Search the Internet on infertility and there's plenty of "anything" to try. Rainforest herbs, "Libido" pills made from fertilised chicken eggs , an "energiser ring" inlaid with small zinc and copper plates which when clipped onto the base of the penis causes, "mild and steady electrical current which prolongs erection and results in larger numbers of stronger, more vigorous spermatozoa" - or so the manufacturers say.

Not to mention the world's "sexiest" hormone - Dehydroepiandrosterone or DHEA - the precursor chemical of both male and female sex hormones, and the talk of the town in the US, though unlicensed in Britain. Not only does DHEA makes rats breed at double the rate, say its proponents, but it combats cancer, promotes weight loss, improves memory, reverses ageing and boosts libido, though there's no evidence that DHEA actually improves fertility as opposed to just feeling more sexy. True or not, people desperate to have a child are vulnerable to experiments whether offered by mail-order catalogue or reputable research units.

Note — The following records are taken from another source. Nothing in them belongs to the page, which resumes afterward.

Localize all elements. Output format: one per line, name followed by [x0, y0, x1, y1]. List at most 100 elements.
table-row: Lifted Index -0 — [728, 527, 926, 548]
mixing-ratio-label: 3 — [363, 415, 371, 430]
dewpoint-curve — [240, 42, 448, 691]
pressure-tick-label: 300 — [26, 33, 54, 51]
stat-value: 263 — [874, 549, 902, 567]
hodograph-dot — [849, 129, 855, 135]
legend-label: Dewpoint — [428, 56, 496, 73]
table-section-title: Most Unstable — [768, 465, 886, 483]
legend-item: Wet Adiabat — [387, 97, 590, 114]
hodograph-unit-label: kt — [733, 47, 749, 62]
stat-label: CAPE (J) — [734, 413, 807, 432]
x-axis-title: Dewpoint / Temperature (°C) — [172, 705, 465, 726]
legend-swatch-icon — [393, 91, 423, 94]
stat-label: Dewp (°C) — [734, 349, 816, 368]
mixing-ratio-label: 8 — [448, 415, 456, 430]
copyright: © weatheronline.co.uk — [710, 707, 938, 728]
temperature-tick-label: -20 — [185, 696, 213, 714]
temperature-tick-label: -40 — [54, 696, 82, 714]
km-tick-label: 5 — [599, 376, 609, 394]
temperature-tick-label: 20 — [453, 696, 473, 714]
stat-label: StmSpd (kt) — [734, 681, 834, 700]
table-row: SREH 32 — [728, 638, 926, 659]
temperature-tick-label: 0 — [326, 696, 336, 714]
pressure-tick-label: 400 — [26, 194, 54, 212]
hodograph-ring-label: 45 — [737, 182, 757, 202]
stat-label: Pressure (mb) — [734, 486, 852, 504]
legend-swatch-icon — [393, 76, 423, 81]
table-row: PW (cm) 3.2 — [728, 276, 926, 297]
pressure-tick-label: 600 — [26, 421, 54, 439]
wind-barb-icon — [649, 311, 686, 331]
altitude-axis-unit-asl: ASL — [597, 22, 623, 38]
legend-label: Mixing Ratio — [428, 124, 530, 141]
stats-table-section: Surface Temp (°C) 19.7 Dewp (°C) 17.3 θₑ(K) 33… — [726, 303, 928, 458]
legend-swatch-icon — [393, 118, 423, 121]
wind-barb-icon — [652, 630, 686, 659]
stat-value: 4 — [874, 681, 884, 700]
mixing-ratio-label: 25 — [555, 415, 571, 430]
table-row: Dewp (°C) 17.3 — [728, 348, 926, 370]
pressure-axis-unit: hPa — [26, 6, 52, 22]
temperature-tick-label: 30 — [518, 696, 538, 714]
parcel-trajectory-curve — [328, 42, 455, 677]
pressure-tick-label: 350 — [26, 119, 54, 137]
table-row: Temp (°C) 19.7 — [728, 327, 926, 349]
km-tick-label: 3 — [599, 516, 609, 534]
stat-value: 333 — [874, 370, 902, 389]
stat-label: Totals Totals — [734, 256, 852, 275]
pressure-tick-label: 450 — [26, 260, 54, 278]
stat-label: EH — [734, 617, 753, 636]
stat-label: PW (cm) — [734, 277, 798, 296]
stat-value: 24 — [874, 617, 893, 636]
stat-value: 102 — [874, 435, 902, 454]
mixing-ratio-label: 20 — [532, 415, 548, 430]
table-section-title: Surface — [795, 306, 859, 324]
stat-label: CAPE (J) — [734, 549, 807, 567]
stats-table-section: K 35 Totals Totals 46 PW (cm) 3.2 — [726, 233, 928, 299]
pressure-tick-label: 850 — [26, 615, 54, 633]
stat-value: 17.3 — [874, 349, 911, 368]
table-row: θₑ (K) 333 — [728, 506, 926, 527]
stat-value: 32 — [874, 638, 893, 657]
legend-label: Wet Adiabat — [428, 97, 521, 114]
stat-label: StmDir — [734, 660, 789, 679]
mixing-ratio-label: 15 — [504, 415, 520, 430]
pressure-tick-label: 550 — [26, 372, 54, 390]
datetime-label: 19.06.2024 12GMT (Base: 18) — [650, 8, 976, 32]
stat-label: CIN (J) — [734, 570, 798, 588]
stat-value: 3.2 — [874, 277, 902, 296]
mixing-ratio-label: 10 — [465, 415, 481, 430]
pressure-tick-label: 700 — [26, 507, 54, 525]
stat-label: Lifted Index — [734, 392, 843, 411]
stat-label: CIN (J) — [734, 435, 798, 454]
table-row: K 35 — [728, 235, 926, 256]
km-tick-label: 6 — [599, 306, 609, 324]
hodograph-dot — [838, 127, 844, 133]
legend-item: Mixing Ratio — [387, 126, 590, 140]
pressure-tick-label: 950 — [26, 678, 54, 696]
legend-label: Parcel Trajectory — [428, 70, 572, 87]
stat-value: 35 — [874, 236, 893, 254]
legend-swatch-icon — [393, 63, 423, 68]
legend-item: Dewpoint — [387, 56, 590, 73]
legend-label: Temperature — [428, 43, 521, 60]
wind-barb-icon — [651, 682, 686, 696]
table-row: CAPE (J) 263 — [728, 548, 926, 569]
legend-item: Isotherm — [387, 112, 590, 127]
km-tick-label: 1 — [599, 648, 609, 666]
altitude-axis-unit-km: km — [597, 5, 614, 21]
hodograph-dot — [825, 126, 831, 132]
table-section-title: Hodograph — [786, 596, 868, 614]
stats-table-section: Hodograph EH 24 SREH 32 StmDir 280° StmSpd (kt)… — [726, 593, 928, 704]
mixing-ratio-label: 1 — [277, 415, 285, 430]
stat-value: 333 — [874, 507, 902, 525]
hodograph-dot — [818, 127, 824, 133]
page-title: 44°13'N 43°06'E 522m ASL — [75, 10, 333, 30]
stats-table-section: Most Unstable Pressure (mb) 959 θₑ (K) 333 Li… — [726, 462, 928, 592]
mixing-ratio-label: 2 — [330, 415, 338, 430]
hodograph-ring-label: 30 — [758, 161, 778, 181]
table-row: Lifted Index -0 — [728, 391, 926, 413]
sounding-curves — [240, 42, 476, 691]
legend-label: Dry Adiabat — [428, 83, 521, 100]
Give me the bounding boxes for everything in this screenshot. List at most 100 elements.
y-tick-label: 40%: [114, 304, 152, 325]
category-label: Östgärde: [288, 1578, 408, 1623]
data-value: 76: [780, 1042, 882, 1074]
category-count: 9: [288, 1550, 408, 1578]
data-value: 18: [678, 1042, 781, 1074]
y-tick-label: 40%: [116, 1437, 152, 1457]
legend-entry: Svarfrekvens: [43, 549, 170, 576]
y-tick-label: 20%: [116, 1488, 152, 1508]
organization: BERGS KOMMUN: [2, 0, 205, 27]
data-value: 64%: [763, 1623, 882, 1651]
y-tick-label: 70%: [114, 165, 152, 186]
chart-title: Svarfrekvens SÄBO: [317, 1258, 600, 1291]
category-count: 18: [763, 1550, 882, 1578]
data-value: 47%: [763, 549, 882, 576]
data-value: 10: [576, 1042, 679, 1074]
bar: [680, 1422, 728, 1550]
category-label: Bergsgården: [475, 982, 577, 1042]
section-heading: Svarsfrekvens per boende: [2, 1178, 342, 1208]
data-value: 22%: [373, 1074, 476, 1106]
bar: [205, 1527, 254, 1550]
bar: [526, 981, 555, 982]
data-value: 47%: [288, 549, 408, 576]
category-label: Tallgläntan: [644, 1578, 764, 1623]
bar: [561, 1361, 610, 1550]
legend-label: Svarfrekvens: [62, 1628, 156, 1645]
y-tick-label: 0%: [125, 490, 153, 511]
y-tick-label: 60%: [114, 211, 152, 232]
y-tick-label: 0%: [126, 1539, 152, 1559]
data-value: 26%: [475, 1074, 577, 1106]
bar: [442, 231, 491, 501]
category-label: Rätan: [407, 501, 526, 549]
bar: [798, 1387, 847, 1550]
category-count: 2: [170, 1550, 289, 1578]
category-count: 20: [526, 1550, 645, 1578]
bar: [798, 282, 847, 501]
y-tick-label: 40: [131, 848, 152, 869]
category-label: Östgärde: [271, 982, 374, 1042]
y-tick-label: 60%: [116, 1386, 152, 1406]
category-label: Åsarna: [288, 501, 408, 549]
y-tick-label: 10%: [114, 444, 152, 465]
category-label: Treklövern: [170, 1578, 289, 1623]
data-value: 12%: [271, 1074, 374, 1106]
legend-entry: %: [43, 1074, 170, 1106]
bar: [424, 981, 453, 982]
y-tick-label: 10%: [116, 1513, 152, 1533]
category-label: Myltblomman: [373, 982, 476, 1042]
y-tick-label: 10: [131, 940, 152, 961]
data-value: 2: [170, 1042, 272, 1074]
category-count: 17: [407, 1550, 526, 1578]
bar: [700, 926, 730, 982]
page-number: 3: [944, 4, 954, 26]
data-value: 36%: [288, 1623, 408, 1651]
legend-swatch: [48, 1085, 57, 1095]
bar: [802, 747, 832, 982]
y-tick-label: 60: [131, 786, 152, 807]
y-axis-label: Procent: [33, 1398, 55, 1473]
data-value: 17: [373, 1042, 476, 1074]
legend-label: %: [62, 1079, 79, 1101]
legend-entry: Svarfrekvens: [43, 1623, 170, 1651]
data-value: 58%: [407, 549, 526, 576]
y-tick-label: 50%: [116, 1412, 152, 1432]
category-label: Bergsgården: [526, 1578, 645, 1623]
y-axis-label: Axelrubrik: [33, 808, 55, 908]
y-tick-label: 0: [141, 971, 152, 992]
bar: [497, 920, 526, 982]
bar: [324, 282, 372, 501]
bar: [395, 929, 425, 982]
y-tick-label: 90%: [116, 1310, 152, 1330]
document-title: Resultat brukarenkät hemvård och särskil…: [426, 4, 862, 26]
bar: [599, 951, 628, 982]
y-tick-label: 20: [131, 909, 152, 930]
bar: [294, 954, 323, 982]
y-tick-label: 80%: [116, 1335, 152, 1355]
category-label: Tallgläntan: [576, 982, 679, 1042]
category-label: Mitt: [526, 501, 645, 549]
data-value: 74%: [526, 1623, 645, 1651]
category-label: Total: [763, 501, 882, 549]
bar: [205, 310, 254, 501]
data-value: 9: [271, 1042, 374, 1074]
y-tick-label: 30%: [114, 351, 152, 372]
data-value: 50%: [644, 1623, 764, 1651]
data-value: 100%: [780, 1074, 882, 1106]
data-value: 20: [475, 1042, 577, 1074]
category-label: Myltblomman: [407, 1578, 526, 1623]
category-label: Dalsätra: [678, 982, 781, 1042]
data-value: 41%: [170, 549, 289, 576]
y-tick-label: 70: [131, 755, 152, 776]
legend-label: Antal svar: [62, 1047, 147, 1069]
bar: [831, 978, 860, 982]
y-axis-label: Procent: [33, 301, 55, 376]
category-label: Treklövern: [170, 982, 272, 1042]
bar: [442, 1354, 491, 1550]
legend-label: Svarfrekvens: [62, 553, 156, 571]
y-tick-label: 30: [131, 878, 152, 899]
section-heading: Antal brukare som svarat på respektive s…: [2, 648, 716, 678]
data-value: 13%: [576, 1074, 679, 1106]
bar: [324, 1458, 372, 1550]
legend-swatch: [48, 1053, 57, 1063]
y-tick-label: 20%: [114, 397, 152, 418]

What, for example, constitutes enough proof of safety when you're dabbing in the mysteries of life? How many happy and healthy animals should be born before you try something out in humans? Should you wait for your experiments to grow up before claiming success?

Defining risks and crossing the line between experiment and accepted technique is a fine call, fraught with conflicting interests, says Juliet Tizzard, director of the Progress Educational Trust. And though professional pride might exert pressure to hurry prematurely across, patients too can turn the screw. "You've got to be very sensitive, you can't be too paternalistic yet you've also got to be very mindful not to trade on the desperation. But you've also got to allow people to understand the risks and make their own decisions too."

The trouble is anguish shrouds risk in hope.